The limitation of liability and indemnification provisions in our certificate of incorporation and bylaws may discourage a stockholder from bringing a lawsuit against our directors for breach of their

fiduciary duties. These provisions may also have the effect of reducing the likelihood of derivative litigation against directors and officers, even though such an action, if successful, might benefit us and our stockholders.

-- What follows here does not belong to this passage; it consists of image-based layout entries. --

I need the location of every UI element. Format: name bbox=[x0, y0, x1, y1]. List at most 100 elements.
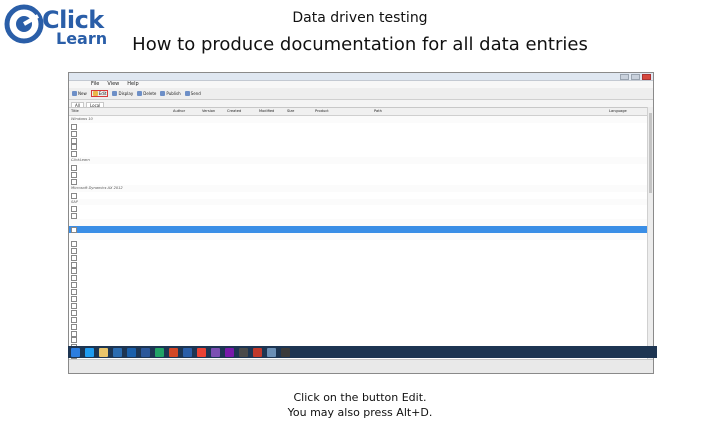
chrome-icon[interactable] bbox=[197, 347, 206, 357]
scrollbar-thumb[interactable] bbox=[649, 113, 652, 193]
table-row[interactable] bbox=[69, 150, 653, 158]
menu-help[interactable]: Help bbox=[127, 81, 138, 88]
powerpoint-icon[interactable] bbox=[169, 347, 178, 357]
new-icon bbox=[72, 91, 77, 96]
word-icon[interactable] bbox=[141, 347, 150, 357]
outlook-icon[interactable] bbox=[127, 347, 136, 357]
table-row[interactable] bbox=[69, 171, 653, 179]
menu-file[interactable]: File bbox=[91, 81, 99, 88]
display-icon bbox=[112, 91, 118, 96]
new-button[interactable]: New bbox=[72, 91, 87, 96]
edit-button-label: Edit bbox=[98, 91, 107, 96]
column-header-version[interactable]: Version bbox=[202, 109, 226, 113]
send-icon bbox=[184, 91, 190, 96]
group-row-label: ClickLearn bbox=[71, 158, 90, 163]
table-row[interactable] bbox=[69, 205, 653, 213]
table-row[interactable] bbox=[69, 137, 653, 144]
send-button[interactable]: Send bbox=[184, 91, 201, 96]
group-row[interactable] bbox=[69, 233, 653, 240]
group-row[interactable]: SAP bbox=[69, 198, 653, 206]
clicklearn-logo-icon bbox=[4, 4, 44, 44]
logo-word-learn: Learn bbox=[56, 29, 108, 48]
vertical-scrollbar[interactable] bbox=[647, 107, 653, 360]
slide-caption: Click on the button Edit. You may also p… bbox=[210, 390, 510, 420]
visual-studio-icon[interactable] bbox=[211, 347, 220, 357]
table-row[interactable] bbox=[69, 302, 653, 309]
group-row[interactable]: Windows 10 bbox=[69, 115, 653, 123]
start-icon[interactable] bbox=[71, 347, 80, 357]
table-row[interactable] bbox=[69, 164, 653, 172]
table-row[interactable] bbox=[69, 330, 653, 337]
column-header-author[interactable]: Author bbox=[173, 109, 201, 113]
clicklearn-icon[interactable] bbox=[183, 347, 192, 357]
menu-view[interactable]: View bbox=[107, 81, 119, 88]
table-row[interactable] bbox=[69, 309, 653, 316]
table-row[interactable] bbox=[69, 178, 653, 185]
media-icon[interactable] bbox=[113, 347, 122, 357]
close-button[interactable] bbox=[642, 74, 651, 80]
delete-button[interactable]: Delete bbox=[137, 91, 156, 96]
send-button-label: Send bbox=[190, 91, 201, 96]
group-row-label: SAP bbox=[71, 199, 78, 204]
group-row-label: Windows 10 bbox=[71, 116, 93, 121]
document-grid: Title Author Version Created Modified Si… bbox=[69, 107, 653, 373]
table-row[interactable] bbox=[69, 123, 653, 130]
table-row[interactable] bbox=[69, 240, 653, 247]
table-row[interactable] bbox=[69, 274, 653, 282]
table-row[interactable] bbox=[69, 288, 653, 296]
table-row[interactable] bbox=[69, 261, 653, 268]
slide-title: Data driven testing bbox=[292, 10, 428, 26]
table-row[interactable] bbox=[69, 212, 653, 220]
column-header-language[interactable]: Language bbox=[609, 109, 647, 113]
table-row[interactable] bbox=[69, 192, 653, 199]
publish-button[interactable]: Publish bbox=[160, 91, 181, 96]
calculator-icon[interactable] bbox=[281, 347, 290, 357]
delete-button-label: Delete bbox=[143, 91, 157, 96]
explorer-icon[interactable] bbox=[99, 347, 108, 357]
edit-button[interactable]: Edit bbox=[90, 90, 109, 97]
caption-line-2: You may also press Alt+D. bbox=[287, 406, 433, 419]
table-row[interactable] bbox=[69, 323, 653, 330]
table-row[interactable] bbox=[69, 247, 653, 254]
grid-rows: Windows 10 ClickLearn Microsoft Dynamics A… bbox=[69, 115, 653, 373]
ie-icon[interactable] bbox=[85, 347, 94, 357]
table-row[interactable] bbox=[69, 295, 653, 303]
onenote-icon[interactable] bbox=[225, 347, 234, 357]
minimize-button[interactable] bbox=[620, 74, 629, 80]
notepad-icon[interactable] bbox=[267, 347, 276, 357]
application-window: File View Help New Edit Display Delete P… bbox=[68, 72, 654, 374]
group-row[interactable] bbox=[69, 219, 653, 227]
column-header-modified[interactable]: Modified bbox=[259, 109, 287, 113]
group-row[interactable]: ClickLearn bbox=[69, 157, 653, 165]
caption-line-1: Click on the button Edit. bbox=[293, 391, 427, 404]
window-controls bbox=[620, 74, 651, 80]
column-header-path[interactable]: Path bbox=[374, 109, 604, 113]
column-header-size[interactable]: Size bbox=[287, 109, 313, 113]
table-row[interactable] bbox=[69, 336, 653, 344]
maximize-button[interactable] bbox=[631, 74, 640, 80]
selected-table-row[interactable] bbox=[69, 226, 653, 234]
group-row[interactable]: Microsoft Dynamics AX 2012 bbox=[69, 184, 653, 192]
status-bar bbox=[69, 359, 653, 373]
paint-icon[interactable] bbox=[253, 347, 262, 357]
display-button-label: Display bbox=[118, 91, 134, 96]
column-header-created[interactable]: Created bbox=[227, 109, 257, 113]
edit-icon bbox=[92, 91, 98, 96]
excel-icon[interactable] bbox=[155, 347, 164, 357]
group-row-label: Microsoft Dynamics AX 2012 bbox=[71, 185, 123, 190]
column-header-product[interactable]: Product bbox=[315, 109, 343, 113]
table-row[interactable] bbox=[69, 254, 653, 261]
column-header-title[interactable]: Title bbox=[71, 109, 167, 113]
table-row[interactable] bbox=[69, 281, 653, 289]
table-row[interactable] bbox=[69, 267, 653, 275]
toolbar: New Edit Display Delete Publish Send bbox=[69, 88, 653, 100]
windows-taskbar bbox=[68, 346, 657, 358]
table-row[interactable] bbox=[69, 316, 653, 323]
grid-header: Title Author Version Created Modified Si… bbox=[69, 108, 653, 116]
table-row[interactable] bbox=[69, 143, 653, 151]
publish-button-label: Publish bbox=[166, 91, 181, 96]
table-row[interactable] bbox=[69, 130, 653, 137]
display-button[interactable]: Display bbox=[112, 91, 133, 96]
sql-icon[interactable] bbox=[239, 347, 248, 357]
clicklearn-logo: Click Learn bbox=[4, 4, 108, 48]
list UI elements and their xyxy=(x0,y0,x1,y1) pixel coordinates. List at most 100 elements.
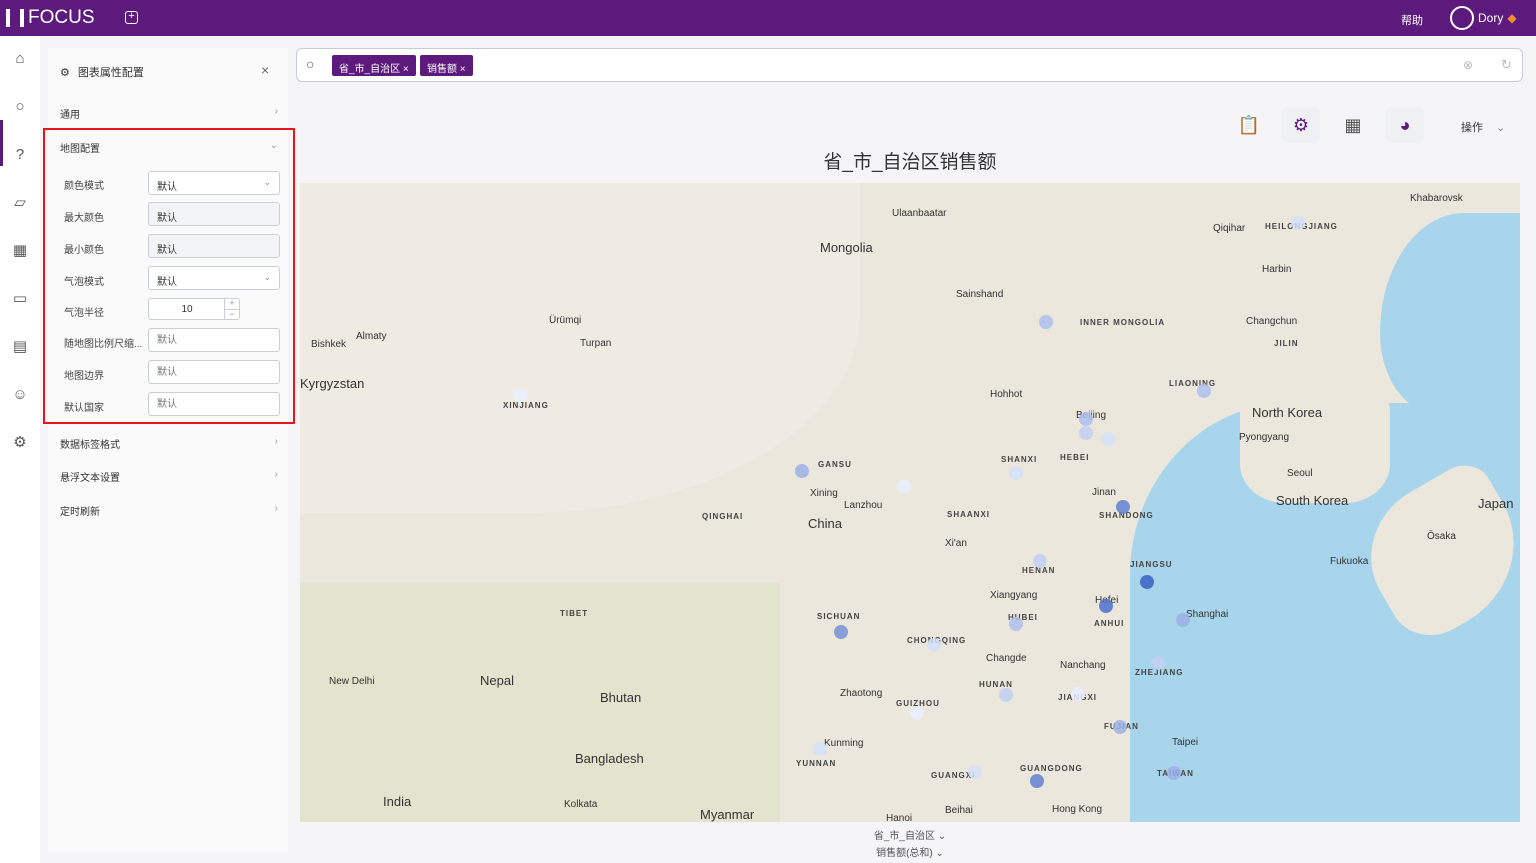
help-link[interactable]: 帮助 xyxy=(1401,12,1423,28)
remove-tag-icon[interactable]: × xyxy=(460,64,466,75)
province-label: JILIN xyxy=(1274,339,1299,348)
scale-with-map-input[interactable] xyxy=(148,328,280,352)
bubble-chongqing[interactable] xyxy=(927,638,941,652)
field-label: 最小颜色 xyxy=(64,245,104,256)
user-menu[interactable]: Dory ◆ xyxy=(1450,6,1517,30)
search-icon[interactable]: ○ xyxy=(11,98,29,116)
bubble-jiangsu[interactable] xyxy=(1140,575,1154,589)
bubble-xinjiang[interactable] xyxy=(513,388,527,402)
left-nav: ⌂ ○ ? ▱ ▦ ▭ ▤ ☺ ⚙ xyxy=(0,36,40,863)
city-label: Hanoi xyxy=(886,813,913,822)
bubble-hubei[interactable] xyxy=(1009,617,1023,631)
city-label: Beihai xyxy=(945,805,973,816)
bubble-mode-select[interactable]: 默认 ⌄ xyxy=(148,266,280,290)
bubble-ningxia[interactable] xyxy=(897,480,911,494)
search-tag[interactable]: 省_市_自治区 × xyxy=(332,55,416,76)
report-icon[interactable]: ▤ xyxy=(11,338,29,356)
remove-tag-icon[interactable]: × xyxy=(403,64,409,75)
section-hover-text[interactable]: 悬浮文本设置 › xyxy=(60,469,278,484)
sea xyxy=(1380,213,1520,413)
legend-dimension[interactable]: 省_市_自治区 ⌄ xyxy=(300,827,1520,842)
city-label: Nanchang xyxy=(1060,660,1106,671)
bubble-shandong[interactable] xyxy=(1116,500,1130,514)
search-tag[interactable]: 销售额 × xyxy=(420,55,473,76)
chevron-right-icon: › xyxy=(274,503,278,514)
bubble-liaoning[interactable] xyxy=(1197,384,1211,398)
province-label: INNER MONGOLIA xyxy=(1080,318,1166,327)
chart-icon[interactable]: ▱ xyxy=(11,194,29,212)
bubble-shaanxi[interactable] xyxy=(1009,466,1023,480)
folder-icon[interactable]: ▭ xyxy=(11,290,29,308)
table-icon[interactable]: ▦ xyxy=(11,242,29,260)
bubble-anhui[interactable] xyxy=(1099,599,1113,613)
max-color-field[interactable]: 默认 xyxy=(148,202,280,226)
logo[interactable]: FOCUS xyxy=(6,7,95,29)
city-label: Hohhot xyxy=(990,389,1023,400)
section-refresh[interactable]: 定时刷新 › xyxy=(60,503,278,518)
clipboard-icon[interactable]: 📋 xyxy=(1230,107,1268,143)
help-icon[interactable]: ? xyxy=(11,146,29,164)
add-icon[interactable]: + xyxy=(125,11,138,24)
chevron-right-icon: › xyxy=(274,106,278,117)
city-label: Qiqihar xyxy=(1213,223,1246,234)
bubble-shanghai[interactable] xyxy=(1176,613,1190,627)
bubble-guangdong[interactable] xyxy=(1030,774,1044,788)
bubble-radius-stepper[interactable]: 10 + − xyxy=(148,298,240,320)
bubble-beijing[interactable] xyxy=(1079,412,1093,426)
city-label: Harbin xyxy=(1262,264,1292,275)
city-label: Kunming xyxy=(824,738,864,749)
user-icon[interactable]: ☺ xyxy=(11,386,29,404)
province-label: GUANGDONG xyxy=(1020,764,1083,773)
section-general[interactable]: 通用 › xyxy=(60,106,278,121)
section-data-label[interactable]: 数据标签格式 › xyxy=(60,436,278,451)
chevron-down-icon: ⌄ xyxy=(1496,122,1506,134)
field-label: 气泡模式 xyxy=(64,277,104,288)
default-country-input[interactable] xyxy=(148,392,280,416)
settings-gear-button[interactable]: ⚙ xyxy=(1282,107,1320,143)
min-color-field[interactable]: 默认 xyxy=(148,234,280,258)
bubble-tianjin[interactable] xyxy=(1101,432,1115,446)
operations-menu[interactable]: 操作 ⌄ xyxy=(1461,119,1505,135)
bubble-gansu[interactable] xyxy=(795,464,809,478)
bubble-sichuan[interactable] xyxy=(834,625,848,639)
bubble-inner-mongolia[interactable] xyxy=(1039,315,1053,329)
country-label: Bangladesh xyxy=(575,751,644,766)
search-bar[interactable]: ○ 省_市_自治区 × 销售额 × ⊗ ↻ xyxy=(296,48,1523,82)
legend-measure[interactable]: 销售额(总和) ⌄ xyxy=(300,844,1520,859)
home-icon[interactable]: ⌂ xyxy=(11,50,29,68)
bubble-heilongjiang[interactable] xyxy=(1291,216,1305,230)
country-label: China xyxy=(808,516,842,531)
bubble-hunan[interactable] xyxy=(999,688,1013,702)
clear-icon[interactable]: ⊗ xyxy=(1463,58,1473,72)
pie-chart-icon[interactable]: ◕ xyxy=(1386,107,1424,143)
top-bar: FOCUS + 帮助 Dory ◆ xyxy=(0,0,1536,36)
bubble-hebei[interactable] xyxy=(1079,426,1093,440)
chevron-right-icon: › xyxy=(274,469,278,480)
settings-icon[interactable]: ⚙ xyxy=(11,434,29,452)
decrement-button[interactable]: − xyxy=(224,309,239,319)
province-label: SHAANXI xyxy=(947,510,991,519)
bubble-guangxi[interactable] xyxy=(968,765,982,779)
map-boundary-input[interactable] xyxy=(148,360,280,384)
bubble-henan[interactable] xyxy=(1033,554,1047,568)
nav-active-indicator xyxy=(0,120,3,166)
bubble-fujian[interactable] xyxy=(1113,720,1127,734)
chart-title: 省_市_自治区销售额 xyxy=(823,152,997,173)
close-icon[interactable]: × xyxy=(261,62,269,78)
bubble-taiwan[interactable] xyxy=(1167,766,1181,780)
refresh-icon[interactable]: ↻ xyxy=(1501,57,1512,73)
color-mode-select[interactable]: 默认 ⌄ xyxy=(148,171,280,195)
province-label: GANSU xyxy=(818,460,852,469)
vip-gem-icon: ◆ xyxy=(1507,11,1517,25)
bubble-jiangxi[interactable] xyxy=(1071,687,1085,701)
increment-button[interactable]: + xyxy=(224,299,239,309)
bubble-yunnan[interactable] xyxy=(813,742,827,756)
city-label: Turpan xyxy=(580,338,612,349)
city-label: Changchun xyxy=(1246,316,1298,327)
city-label: New Delhi xyxy=(329,676,375,687)
bubble-zhejiang[interactable] xyxy=(1151,656,1165,670)
bubble-guizhou[interactable] xyxy=(910,706,924,720)
bubble-map[interactable]: Mongolia China Nepal Bhutan Bangladesh India M… xyxy=(300,183,1520,822)
field-label: 默认国家 xyxy=(64,403,104,414)
table-view-icon[interactable]: ▦ xyxy=(1334,107,1372,143)
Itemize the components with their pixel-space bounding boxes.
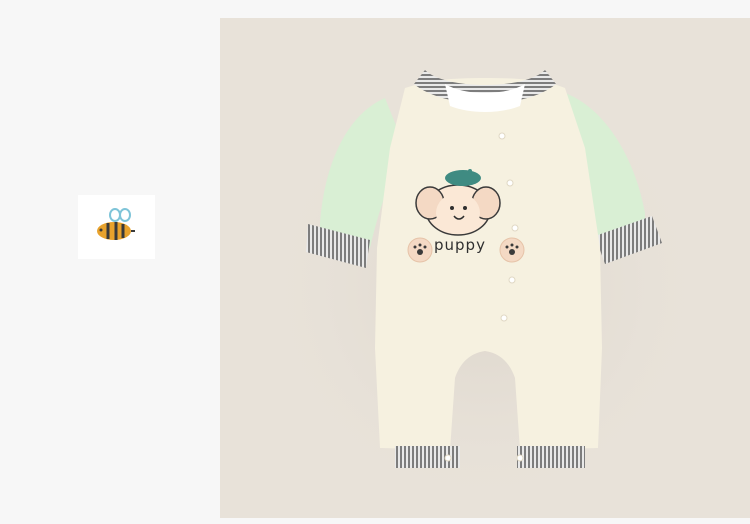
beret <box>445 170 481 186</box>
paw-patch-right <box>499 237 525 263</box>
product-photo: puppy <box>220 18 750 518</box>
bee-icon <box>97 208 135 240</box>
paw-patch-left <box>407 237 433 263</box>
puppy-print-text: puppy <box>434 236 486 254</box>
baby-romper-illustration: puppy <box>255 58 715 518</box>
thumbnail[interactable] <box>78 195 155 259</box>
right-leg-cuff <box>517 446 585 468</box>
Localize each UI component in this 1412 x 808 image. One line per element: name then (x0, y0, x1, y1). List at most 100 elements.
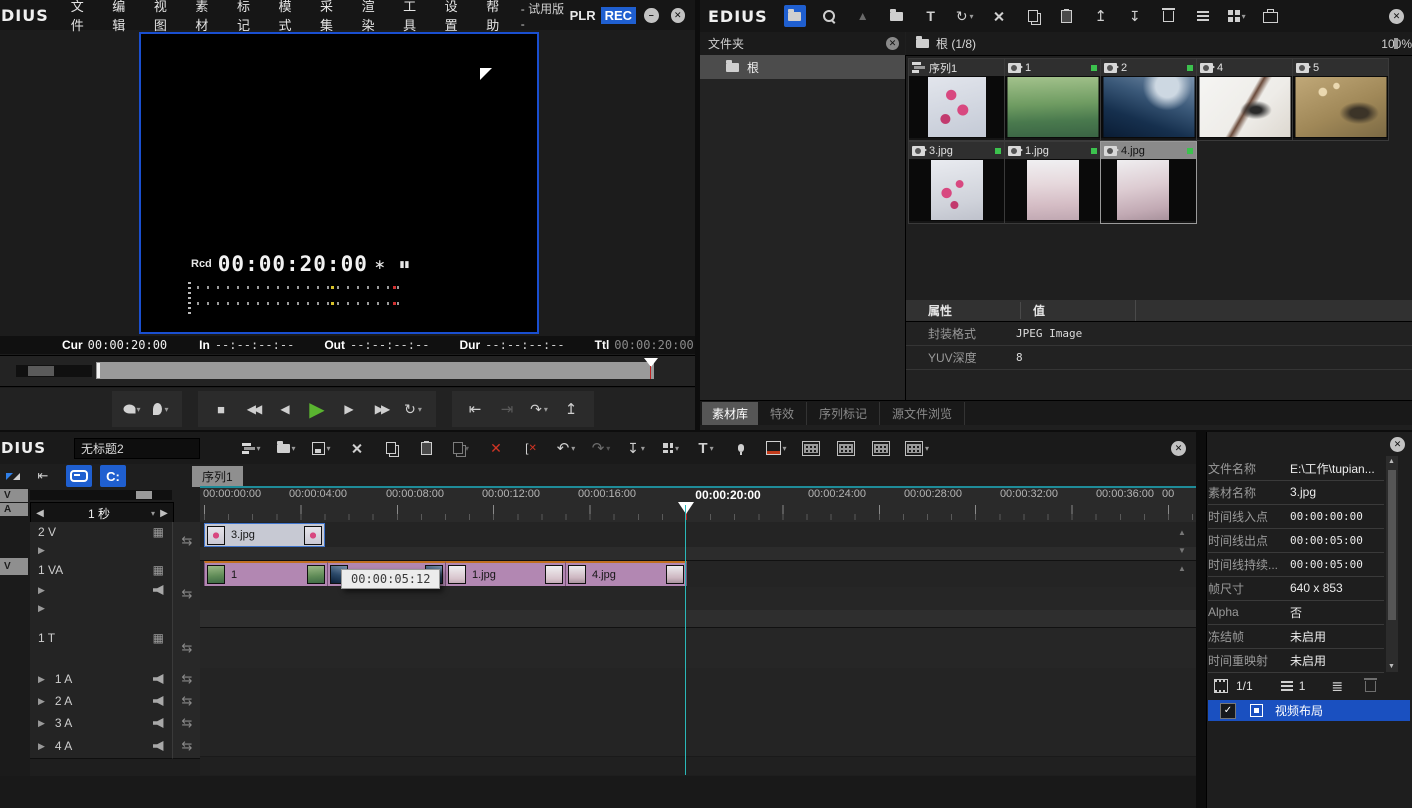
bin-toolbox-button[interactable] (1260, 5, 1282, 27)
expand-icon[interactable]: ▶ (38, 603, 45, 613)
track-header-2a[interactable]: ▶ 2 A (30, 690, 172, 713)
tab-source-browser[interactable]: 源文件浏览 (880, 402, 965, 425)
bin-folder-view-button[interactable] (784, 5, 806, 27)
shuttle-thumb[interactable] (28, 366, 54, 376)
lane-1t[interactable] (200, 628, 1196, 669)
mixer-panel-button[interactable] (835, 437, 857, 459)
folder-panel-close-icon[interactable]: ✕ (886, 37, 899, 50)
plr-mode-button[interactable]: PLR (570, 8, 596, 23)
asset-card-4jpg-selected[interactable]: 4.jpg (1100, 141, 1197, 224)
menu-render[interactable]: 渲染 (362, 0, 387, 34)
shuttle-track[interactable] (16, 365, 92, 377)
track-sync-1t[interactable]: ⇆ (172, 628, 201, 669)
speaker-icon[interactable] (153, 741, 164, 751)
set-in-point-button[interactable]: ▾ (122, 398, 144, 420)
asset-card-1[interactable]: 1 (1004, 58, 1101, 141)
play-around-button[interactable]: ↷▾ (528, 398, 550, 420)
redo-button[interactable]: ↷▾ (590, 437, 612, 459)
track-sync-4a[interactable]: ⇆ (172, 734, 201, 759)
go-to-out-button[interactable]: ⇥ (496, 398, 518, 420)
sync-mode-button[interactable]: ⇤ (32, 465, 54, 487)
menu-mode[interactable]: 模式 (278, 0, 303, 34)
cut-button[interactable] (345, 437, 367, 459)
tab-sequence-marker[interactable]: 序列标记 (807, 402, 880, 425)
expand-icon[interactable]: ▶ (38, 545, 45, 555)
asset-card-seq1[interactable]: 序列1 (908, 58, 1005, 141)
bin-new-title-button[interactable]: T (920, 5, 942, 27)
expand-icon[interactable]: ▶ (38, 718, 45, 729)
track-header-3a[interactable]: ▶ 3 A (30, 712, 172, 735)
bin-up-folder-button[interactable]: ▲ (852, 5, 874, 27)
bin-search-button[interactable] (818, 5, 840, 27)
lane-2a[interactable] (200, 690, 1196, 713)
edge-tab-va[interactable]: V (0, 558, 28, 575)
bin-paste-button[interactable] (1056, 5, 1078, 27)
layout-checkbox[interactable]: ✓ (1220, 703, 1236, 719)
track-header-1va[interactable]: 1 VA▦ ▶ ▶ (30, 560, 172, 629)
bin-open-folder-button[interactable] (886, 5, 908, 27)
properties-name-header[interactable]: 属性 (928, 302, 952, 319)
play-button[interactable]: ▶ (306, 398, 328, 420)
bin-close-icon[interactable]: ✕ (1389, 9, 1404, 24)
track-sync-1va[interactable]: ⇆ (172, 560, 201, 629)
speaker-icon[interactable] (153, 585, 164, 595)
set-out-point-button[interactable]: ▾ (150, 398, 172, 420)
clip-3jpg[interactable]: 3.jpg (204, 523, 325, 547)
menu-edit[interactable]: 编辑 (112, 0, 137, 34)
scale-prev-button[interactable]: ◀ (31, 508, 49, 519)
lane-up-icon[interactable]: ▲ (1178, 528, 1186, 537)
menu-view[interactable]: 视图 (154, 0, 179, 34)
go-to-in-button[interactable]: ⇤ (464, 398, 486, 420)
breadcrumb[interactable]: 根 (1/8) (936, 35, 976, 52)
keyboard-panel-button-1[interactable] (800, 437, 822, 459)
menu-settings[interactable]: 设置 (445, 0, 470, 34)
add-marker-button[interactable]: ↧▾ (625, 437, 647, 459)
clip-1jpg[interactable]: 1.jpg (445, 561, 566, 586)
render-button[interactable]: ▾ (765, 437, 787, 459)
info-trash-icon[interactable] (1365, 681, 1376, 692)
folder-tree-item-root[interactable]: 根 (700, 55, 905, 79)
mini-scrollbar-thumb[interactable] (136, 491, 152, 499)
expand-icon[interactable]: ▶ (38, 696, 45, 707)
scale-next-button[interactable]: ▶ (155, 508, 173, 519)
scroll-thumb[interactable] (1388, 470, 1396, 620)
paste-button[interactable] (415, 437, 437, 459)
minimize-icon[interactable]: – (644, 8, 658, 23)
menu-tools[interactable]: 工具 (403, 0, 428, 34)
track-sync-1a[interactable]: ⇆ (172, 668, 201, 691)
track-header-1t[interactable]: 1 T▦ (30, 628, 172, 669)
lane-2v-video[interactable] (200, 522, 1196, 547)
track-sync-2a[interactable]: ⇆ (172, 690, 201, 713)
new-sequence-button[interactable]: ▾ (240, 437, 262, 459)
prev-frame-button[interactable]: ◀ (274, 398, 296, 420)
scale-value[interactable]: 1 秒 (49, 505, 149, 522)
timeline-ruler[interactable]: 00:00:00:00 00:00:04:00 00:00:08:00 00:0… (200, 488, 1196, 523)
menu-marker[interactable]: 标记 (237, 0, 262, 34)
lane-2v-sub[interactable] (200, 547, 1196, 561)
save-project-button[interactable]: ▾ (310, 437, 332, 459)
video-layout-row[interactable]: ✓ 视频布局 (1208, 700, 1410, 721)
copy-button[interactable] (380, 437, 402, 459)
bin-refresh-button[interactable]: ↻▾ (954, 5, 976, 27)
edge-tab-a[interactable]: A (0, 503, 28, 516)
undo-button[interactable]: ↶▾ (555, 437, 577, 459)
info-scrollbar[interactable]: ▲ ▼ (1386, 456, 1398, 672)
position-bar[interactable] (96, 362, 654, 379)
track-header-1a[interactable]: ▶ 1 A (30, 668, 172, 691)
bin-send-to-timeline-button[interactable]: ↥ (1090, 5, 1112, 27)
paste-special-button[interactable]: ▾ (450, 437, 472, 459)
properties-value-header[interactable]: 值 (1020, 302, 1045, 319)
expand-icon[interactable]: ▶ (38, 741, 45, 752)
track-header-2v[interactable]: 2 V▦ ▶ (30, 522, 172, 561)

The foregoing provisions of our certificate of incorporation and bylaws could discourage potential acquisition proposals and could delay or prevent a change in control. These provisions are intended to enhance the likelihood of continuity and stability in the composition of the board of directors and in the policies formulated by the board of directors and to discourage certain types of transactions that may involve an actual or threatened change of control. These provisions are designed to reduce our vulnerability to an unsolicited acquisition proposal. The provisions also are intended to discourage certain tactics that may be used in proxy fights. However, such provisions could have the effect of discouraging others from making tender offers for our shares and, as a consequence, they also may inhibit fluctuations in the market price of our common stock that could result from actual or rumored takeover attempts. Such provisions also may have the effect of preventing changes in our management.